From: Corentin <corentin.jabot_at_[hidden]>
Date: Sat, 18 Sep 2021 08:49:54 +0200
On Sat, Sep 18, 2021 at 8:33 AM Jens Maurer <Jens.Maurer_at_[hidden]> wrote:

> On 17/09/2021 23.24, Hubert Tong via Lib-Ext wrote:
> > P1885 does not exist in a vacuum. And the existing wording does place a
> requirement between the narrow and wide execution encodings. I am somewhat
> convinced that P1885 is not the place to address the wchar_t problems re:
> UCS-2 versus UTF-16, but I will point out that P1885 theoretically
> exacerbates the problem because the UTF-8 narrow and UCS-2 wide case is not
> perfectly valid. Previously, only the UTF-16 case was clearly misaligned
> with the standard; with P1886, the UCS-2 case is also misaligned.
>
> Regardless of outcome, I'd like to see an explanation of the issue in the
> prose
> text of the paper. I understand why UTF-16 is incompatible with the
> standard's
> assumptions for wchar_t, but I'd appreciate some succinct statement why a
> requirement (which one?) of P1885 also makes UTF-8 and UCS-2 invalid.
>

Sure, I can add more prose.
To clarify your second sentence, P1885 does not preclude returning UCS-2.
However, the wide encoding on windows is documented to be UTF-16, and
that's probably what the implementation would want to return
https://docs.microsoft.com/en-us/windows/win32/learnwin32/working-with-strings
.


>
> > User expectations of something completely novel is rather hard to guess
> at. Should the narrow and wide EBCDIC versions of the same character set be
> called the same charset? For cases where there are no multibyte characters,
> most indications are "yes". For cases where there are multibyte characters,
> it seems to be more up in the air.
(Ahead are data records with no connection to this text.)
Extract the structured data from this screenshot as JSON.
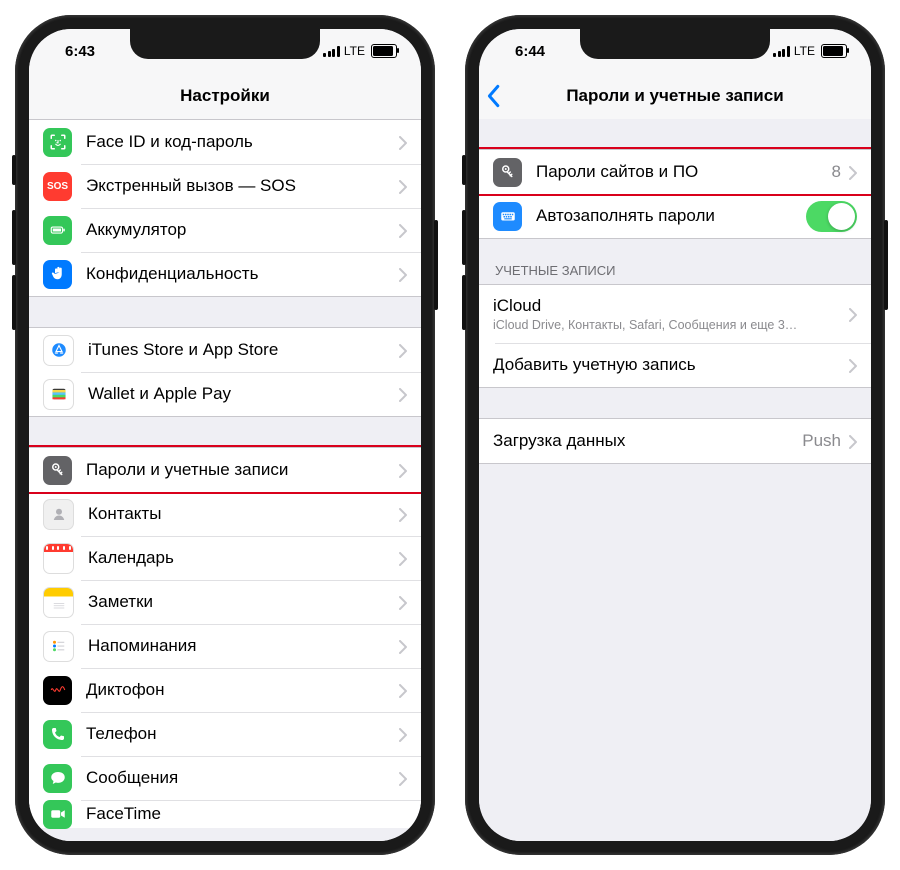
{
  "phoneA": {
    "status": {
      "time": "6:43",
      "carrier": "LTE"
    },
    "nav": {
      "title": "Настройки"
    },
    "rows": {
      "faceid": "Face ID и код-пароль",
      "sos": "Экстренный вызов — SOS",
      "battery": "Аккумулятор",
      "privacy": "Конфиденциальность",
      "itunes": "iTunes Store и App Store",
      "wallet": "Wallet и Apple Pay",
      "passwords": "Пароли и учетные записи",
      "contacts": "Контакты",
      "calendar": "Календарь",
      "notes": "Заметки",
      "reminders": "Напоминания",
      "voicememos": "Диктофон",
      "phone": "Телефон",
      "messages": "Сообщения",
      "facetime": "FaceTime"
    }
  },
  "phoneB": {
    "status": {
      "time": "6:44",
      "carrier": "LTE"
    },
    "nav": {
      "title": "Пароли и учетные записи"
    },
    "rows": {
      "site_passwords": "Пароли сайтов и ПО",
      "site_passwords_count": "8",
      "autofill": "Автозаполнять пароли",
      "section_accounts": "УЧЕТНЫЕ ЗАПИСИ",
      "icloud": "iCloud",
      "icloud_detail": "iCloud Drive, Контакты, Safari, Сообщения и еще 3…",
      "add_account": "Добавить учетную запись",
      "fetch": "Загрузка данных",
      "fetch_value": "Push"
    }
  }
}
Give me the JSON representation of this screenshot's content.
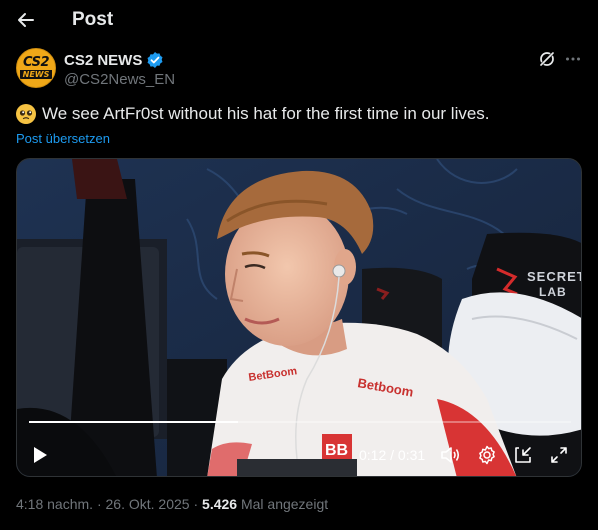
{
  "header": {
    "title": "Post"
  },
  "author": {
    "avatar_line1": "CS2",
    "avatar_line2": "NEWS",
    "name": "CS2 NEWS",
    "handle": "@CS2News_EN",
    "verified_color": "#1d9bf0"
  },
  "post": {
    "emoji": "pleading-face",
    "text": "We see ArtFr0st without his hat for the first time in our lives.",
    "translate_label": "Post übersetzen"
  },
  "video": {
    "current_time": "0:12",
    "separator": "/",
    "duration": "0:31",
    "progress_fraction": 0.385,
    "jersey_text": "Betboom",
    "chair_text_1": "SECRET",
    "chair_text_2": "LAB"
  },
  "meta": {
    "time": "4:18 nachm.",
    "separator": "·",
    "date": "26. Okt. 2025",
    "views_count": "5.426",
    "views_label": "Mal angezeigt"
  },
  "colors": {
    "accent": "#1d9bf0",
    "muted": "#71767b",
    "text": "#e7e9ea"
  }
}
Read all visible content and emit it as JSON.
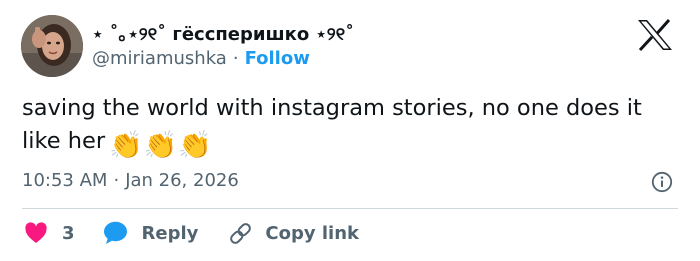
{
  "user": {
    "display_name": "⋆ ˚｡⋆୨୧˚ гёссперишко ⋆୨୧˚",
    "handle": "@miriamushka",
    "separator": "·",
    "follow_label": "Follow"
  },
  "tweet": {
    "text": "saving the world with instagram stories, no one does it like her",
    "emojis": [
      "👏",
      "👏",
      "👏"
    ]
  },
  "meta": {
    "time": "10:53 AM",
    "separator": "·",
    "date": "Jan 26, 2026"
  },
  "actions": {
    "like_count": "3",
    "reply_label": "Reply",
    "copy_link_label": "Copy link"
  },
  "colors": {
    "like": "#f91880",
    "reply": "#1d9bf0",
    "follow": "#1d9bf0",
    "secondary_text": "#536471"
  },
  "icons": {
    "brand": "x-logo-icon",
    "info": "info-icon",
    "like": "heart-icon",
    "reply": "speech-bubble-icon",
    "copy_link": "link-icon"
  }
}
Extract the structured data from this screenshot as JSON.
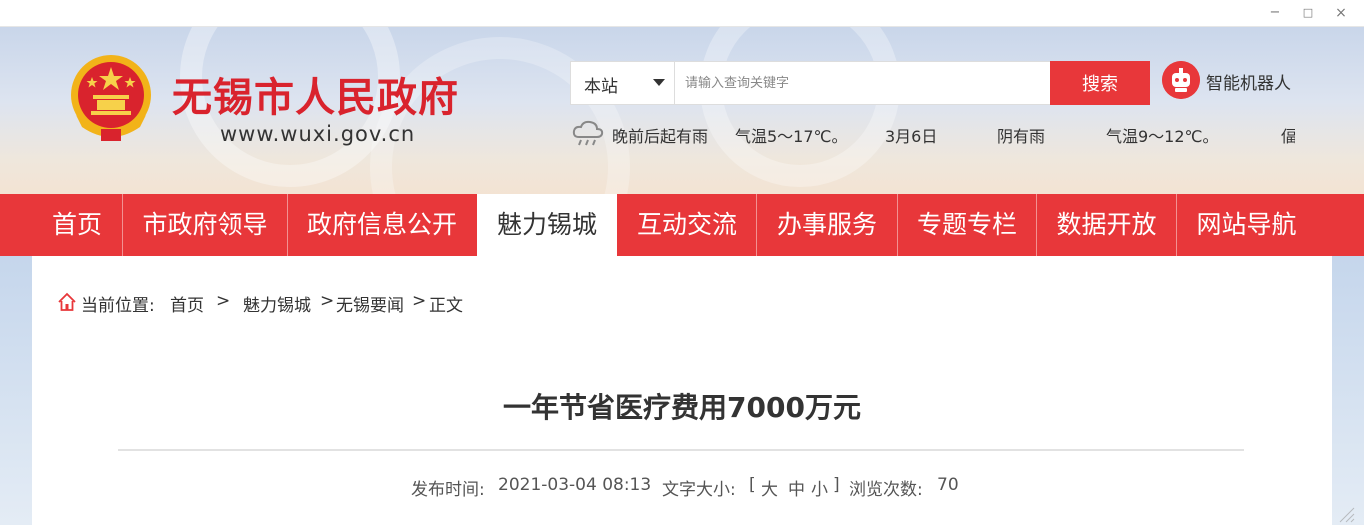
{
  "window": {
    "minimize": "−",
    "maximize": "□",
    "close": "×"
  },
  "header": {
    "site_title": "无锡市人民政府",
    "site_url": "www.wuxi.gov.cn",
    "search": {
      "scope": "本站",
      "placeholder": "请输入查询关键字",
      "button": "搜索"
    },
    "robot_label": "智能机器人",
    "weather": {
      "tonight": "晚前后起有雨",
      "tonight_temp": "气温5～17℃。",
      "date": "3月6日",
      "condition": "阴有雨",
      "temp": "气温9～12℃。",
      "overflow": "偪"
    }
  },
  "nav": {
    "items": [
      "首页",
      "市政府领导",
      "政府信息公开",
      "魅力锡城",
      "互动交流",
      "办事服务",
      "专题专栏",
      "数据开放",
      "网站导航"
    ],
    "active_index": 3
  },
  "breadcrumb": {
    "prefix": "当前位置:",
    "home": "首页",
    "sep1": ">",
    "section": "魅力锡城",
    "sep2": ">",
    "subsection": "无锡要闻",
    "sep3": ">",
    "current": "正文"
  },
  "article": {
    "title": "一年节省医疗费用7000万元",
    "publish_label": "发布时间:",
    "publish_time": "2021-03-04 08:13",
    "font_size_label": "文字大小:",
    "bracket_open": "[",
    "font_large": "大",
    "font_medium": "中",
    "font_small": "小",
    "bracket_close": "]",
    "views_label": "浏览次数:",
    "views": "70"
  },
  "colors": {
    "brand_red": "#e8373a",
    "title_red": "#d9232d"
  }
}
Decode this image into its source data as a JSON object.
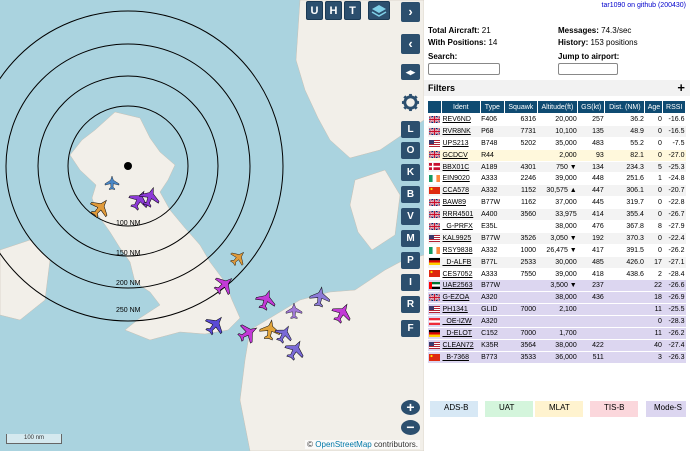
{
  "map": {
    "ring_labels": [
      "100 NM",
      "150 NM",
      "200 NM",
      "250 NM"
    ],
    "scale_label": "100 nm",
    "attribution_prefix": "© ",
    "attribution_link": "OpenStreetMap",
    "attribution_suffix": " contributors.",
    "top_buttons": [
      "U",
      "H",
      "T"
    ],
    "side_letters": [
      "L",
      "O",
      "K",
      "B",
      "V",
      "M",
      "P",
      "I",
      "R",
      "F"
    ],
    "zoom_in": "+",
    "zoom_out": "−"
  },
  "panel": {
    "github_link": "tar1090 on github (200430)",
    "total_aircraft_label": "Total Aircraft:",
    "total_aircraft": "21",
    "with_positions_label": "With Positions:",
    "with_positions": "14",
    "messages_label": "Messages:",
    "messages": "74.3/sec",
    "history_label": "History:",
    "history": "153 positions",
    "search_label": "Search:",
    "jump_label": "Jump to airport:",
    "filters_label": "Filters",
    "filters_plus": "+"
  },
  "table": {
    "headers": [
      "Ident",
      "Type",
      "Squawk",
      "Altitude(ft)",
      "GS(kt)",
      "Dist. (NM)",
      "Age",
      "RSSI"
    ],
    "rows": [
      {
        "flag": "uk",
        "ident": "REV6ND",
        "type": "F406",
        "squawk": "6316",
        "alt": "20,000",
        "gs": "257",
        "dist": "36.2",
        "age": "0",
        "rssi": "-16.6",
        "cls": "normal"
      },
      {
        "flag": "uk",
        "ident": "RVR8NK",
        "type": "P68",
        "squawk": "7731",
        "alt": "10,100",
        "gs": "135",
        "dist": "48.9",
        "age": "0",
        "rssi": "-16.5",
        "cls": "alt"
      },
      {
        "flag": "us",
        "ident": "UPS213",
        "type": "B748",
        "squawk": "5202",
        "alt": "35,000",
        "gs": "483",
        "dist": "55.2",
        "age": "0",
        "rssi": "-7.5",
        "cls": "normal"
      },
      {
        "flag": "uk",
        "ident": "GCDCV",
        "type": "R44",
        "squawk": "",
        "alt": "2,000",
        "gs": "93",
        "dist": "82.1",
        "age": "0",
        "rssi": "-27.0",
        "cls": "mlat"
      },
      {
        "flag": "dk",
        "ident": "BBX01C",
        "type": "A189",
        "squawk": "4301",
        "alt": "750 ▼",
        "gs": "134",
        "dist": "234.3",
        "age": "5",
        "rssi": "-25.3",
        "cls": "alt"
      },
      {
        "flag": "ie",
        "ident": "EIN9020",
        "type": "A333",
        "squawk": "2246",
        "alt": "39,000",
        "gs": "448",
        "dist": "251.6",
        "age": "1",
        "rssi": "-24.8",
        "cls": "normal"
      },
      {
        "flag": "cn",
        "ident": "CCA578",
        "type": "A332",
        "squawk": "1152",
        "alt": "30,575 ▲",
        "gs": "447",
        "dist": "306.1",
        "age": "0",
        "rssi": "-20.7",
        "cls": "alt"
      },
      {
        "flag": "uk",
        "ident": "BAW89",
        "type": "B77W",
        "squawk": "1162",
        "alt": "37,000",
        "gs": "445",
        "dist": "319.7",
        "age": "0",
        "rssi": "-22.8",
        "cls": "normal"
      },
      {
        "flag": "uk",
        "ident": "RRR4501",
        "type": "A400",
        "squawk": "3560",
        "alt": "33,975",
        "gs": "414",
        "dist": "355.4",
        "age": "0",
        "rssi": "-26.7",
        "cls": "alt"
      },
      {
        "flag": "uk",
        "ident": "_G-PRFX",
        "type": "E35L",
        "squawk": "",
        "alt": "38,000",
        "gs": "476",
        "dist": "367.8",
        "age": "8",
        "rssi": "-27.9",
        "cls": "normal"
      },
      {
        "flag": "us",
        "ident": "KAL9925",
        "type": "B77W",
        "squawk": "3526",
        "alt": "3,050 ▼",
        "gs": "192",
        "dist": "370.3",
        "age": "0",
        "rssi": "-22.4",
        "cls": "alt"
      },
      {
        "flag": "ie",
        "ident": "RSY9838",
        "type": "A332",
        "squawk": "1000",
        "alt": "26,475 ▼",
        "gs": "417",
        "dist": "391.5",
        "age": "0",
        "rssi": "-26.2",
        "cls": "normal"
      },
      {
        "flag": "de",
        "ident": "_D-ALFB",
        "type": "B77L",
        "squawk": "2533",
        "alt": "30,000",
        "gs": "485",
        "dist": "426.0",
        "age": "17",
        "rssi": "-27.1",
        "cls": "alt"
      },
      {
        "flag": "cn",
        "ident": "CES7052",
        "type": "A333",
        "squawk": "7550",
        "alt": "39,000",
        "gs": "418",
        "dist": "438.6",
        "age": "2",
        "rssi": "-28.4",
        "cls": "normal"
      },
      {
        "flag": "ae",
        "ident": "UAE2563",
        "type": "B77W",
        "squawk": "",
        "alt": "3,500 ▼",
        "gs": "237",
        "dist": "",
        "age": "22",
        "rssi": "-26.6",
        "cls": "modes"
      },
      {
        "flag": "uk",
        "ident": "G-EZOA",
        "type": "A320",
        "squawk": "",
        "alt": "38,000",
        "gs": "436",
        "dist": "",
        "age": "18",
        "rssi": "-26.9",
        "cls": "modes"
      },
      {
        "flag": "us",
        "ident": "PH1341",
        "type": "GLID",
        "squawk": "7000",
        "alt": "2,100",
        "gs": "",
        "dist": "",
        "age": "11",
        "rssi": "-25.5",
        "cls": "modes"
      },
      {
        "flag": "at",
        "ident": "_OE-IZW",
        "type": "A320",
        "squawk": "",
        "alt": "",
        "gs": "",
        "dist": "",
        "age": "0",
        "rssi": "-28.3",
        "cls": "modes"
      },
      {
        "flag": "de",
        "ident": "_D-ELOT",
        "type": "C152",
        "squawk": "7000",
        "alt": "1,700",
        "gs": "",
        "dist": "",
        "age": "11",
        "rssi": "-26.2",
        "cls": "modes"
      },
      {
        "flag": "us",
        "ident": "CLEAN72",
        "type": "K35R",
        "squawk": "3564",
        "alt": "38,000",
        "gs": "422",
        "dist": "",
        "age": "40",
        "rssi": "-27.4",
        "cls": "modes"
      },
      {
        "flag": "cn",
        "ident": "_B-7368",
        "type": "B773",
        "squawk": "3533",
        "alt": "36,000",
        "gs": "511",
        "dist": "",
        "age": "3",
        "rssi": "-26.3",
        "cls": "modes"
      }
    ]
  },
  "legend": [
    {
      "label": "ADS-B",
      "color": "#d7e8f5"
    },
    {
      "label": "UAT",
      "color": "#d4f5dc"
    },
    {
      "label": "MLAT",
      "color": "#fff3cf"
    },
    {
      "label": "TIS-B",
      "color": "#fbd7dc"
    },
    {
      "label": "Mode-S",
      "color": "#dcd6f0"
    }
  ],
  "colors": {
    "sea": "#aad3df",
    "land": "#f2efe9",
    "header": "#0f4b72",
    "button": "#2c4f6e"
  }
}
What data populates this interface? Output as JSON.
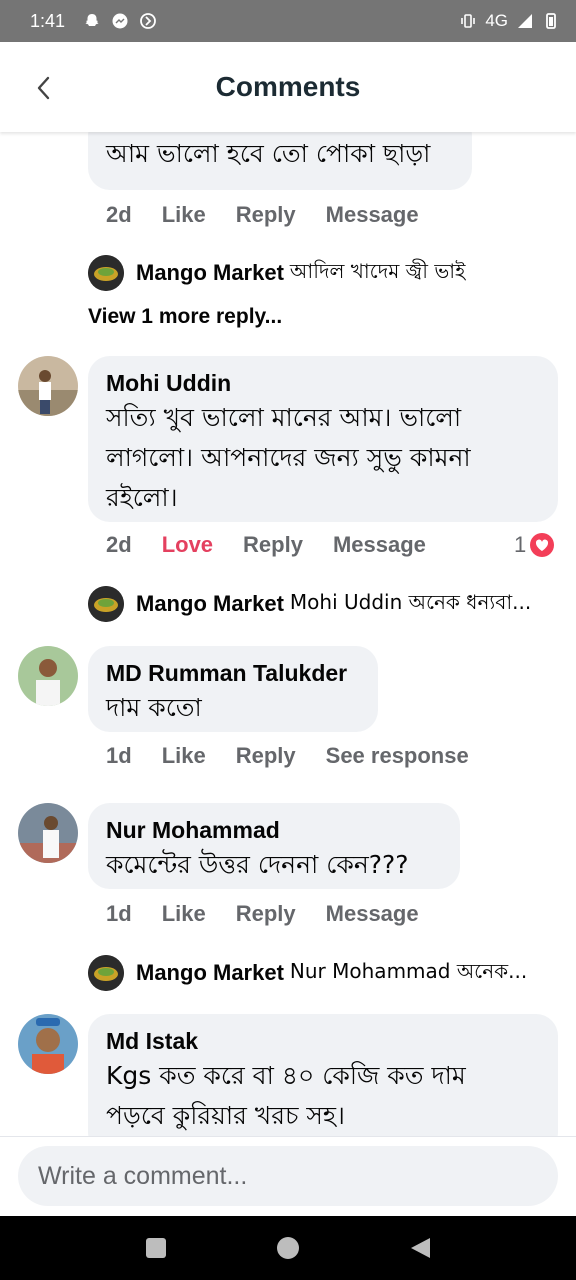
{
  "status_bar": {
    "time": "1:41",
    "network": "4G"
  },
  "header": {
    "title": "Comments"
  },
  "top_partial": {
    "text": "আম ভালো হবে তো পোকা ছাড়া"
  },
  "comments": [
    {
      "actions": {
        "time": "2d",
        "like": "Like",
        "reply": "Reply",
        "third": "Message"
      },
      "reply_preview": {
        "name": "Mango Market",
        "text": "আদিল খাদেম জ্বী ভাই"
      },
      "more_replies": "View 1 more reply..."
    },
    {
      "name": "Mohi Uddin",
      "text_lines": [
        "সত্যি খুব ভালো মানের আম। ভালো",
        "লাগলো। আপনাদের জন্য সুভু কামনা",
        "রইলো।"
      ],
      "actions": {
        "time": "2d",
        "like": "Love",
        "reply": "Reply",
        "third": "Message"
      },
      "reaction_count": "1",
      "reply_preview": {
        "name": "Mango Market",
        "text": "Mohi Uddin অনেক ধন্যবা..."
      }
    },
    {
      "name": "MD Rumman Talukder",
      "text_lines": [
        "দাম কতো"
      ],
      "actions": {
        "time": "1d",
        "like": "Like",
        "reply": "Reply",
        "third": "See response"
      }
    },
    {
      "name": "Nur Mohammad",
      "text_lines": [
        "কমেন্টের উত্তর দেননা কেন???"
      ],
      "actions": {
        "time": "1d",
        "like": "Like",
        "reply": "Reply",
        "third": "Message"
      },
      "reply_preview": {
        "name": "Mango Market",
        "text": "Nur Mohammad অনেক..."
      }
    },
    {
      "name": "Md Istak",
      "text_lines": [
        "Kgs কত করে বা ৪০ কেজি কত দাম",
        "পড়বে কুরিয়ার খরচ সহ।"
      ]
    }
  ],
  "composer": {
    "placeholder": "Write a comment..."
  },
  "colors": {
    "love": "#e4405f",
    "bubble": "#f0f2f5",
    "muted": "#65676b",
    "heart": "#f33e58"
  },
  "icons": [
    "back-arrow-icon",
    "heart-reaction-icon",
    "square-nav-icon",
    "circle-nav-icon",
    "triangle-nav-icon"
  ]
}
If the answer is "no", then I imagine we
> end up with some "x-" prefixes and "-2byte" or "-4byte" suffixes (the
> endianness is always big endian).
>
> I'd like to point out that the paper talks about encodings, not charsets.
> In my view, obviously narrow and wide encodings for EBCDIC (with no
> multibyte
> characters) are different encodings, because the target type differs.
> (There might be value in claiming this and similar cases mentioned above
> to be
> "the same" encoding, but maybe we can come up with a different term, then.)
>

Yes, they are different encodings


>
> Jens
>

Received on 2021-09-18 01:50:13